In places like the US, workers were in fact getting into the habit of augmenting their regular income by cashing out the increasing value of their primary residences through drawing second and third mortgages to settle bills accrued through consumption expenditures on their credit cards.

Suddenly in 2008 this model, which had been working well for several years, got broken. Property prices collapsed and many workers have seen the value of their residences dive below the value of their mortgages (negative equity). At the same time workers are facing increased unemployment and those that are still in jobs have no leverage to demand better conditions. On the contrary in countries with severe economic problems like Iceland, Baltic States, Hungary and to some extent even the US, UK and the EU, workers are having to accept pay cuts to preserve their jobs. In Malta we have seen workers having to hang on to their jobs by accepting shorter work weeks and correspondingly lesser earnings.
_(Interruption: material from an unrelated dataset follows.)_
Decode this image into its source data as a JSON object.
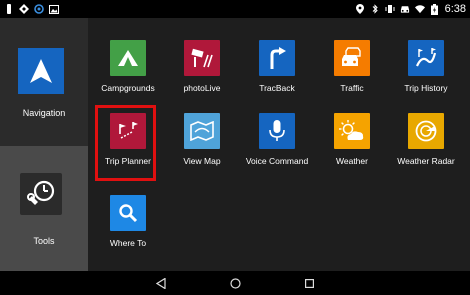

Suddenly Thatcherism and Reaganomics have been shattered. From strict monetarism we have switched to quantitative easing (essentially central banks printing money). From privatisation we have been forced back to nationalisation, de facto or official, of wide swathes of the financial sector as governments had to intervene with liquidity and fresh capital to save insolvent banks from folding up. From firm believers in free markets’ ability to regulate themselves through competition, we are reverting to strict regulation.

Clearly the pendulum of blind belief in the effectiveness of free markets had swung itself to the extreme of self-destruction. Thatcher’s doctrine that the market should not give something for nothing has been ridiculed by the markets’ total disregard of traditional value in rewarding with multi-million bonuses and munificent pensions bank executives who drove their organisations into near bankruptcy.

Workers are positioning themselves for this challenge in a very interesting way. Without the tools to defend their case in the industrial arena workers are defending themselves in the political arena by electing political leaders who are prepared to roll back the excesses of Thatcherism and Reaganomics without challenging the underlying strength of free markets.

Workers should particularly celebrate this year the election of the most socially oriented US President and should re-evaluate their model by looking at reality in the face and accept that their strength is best expressed through the election of social friendly governments rather attempting to vainly re-acquire power at the industrial level.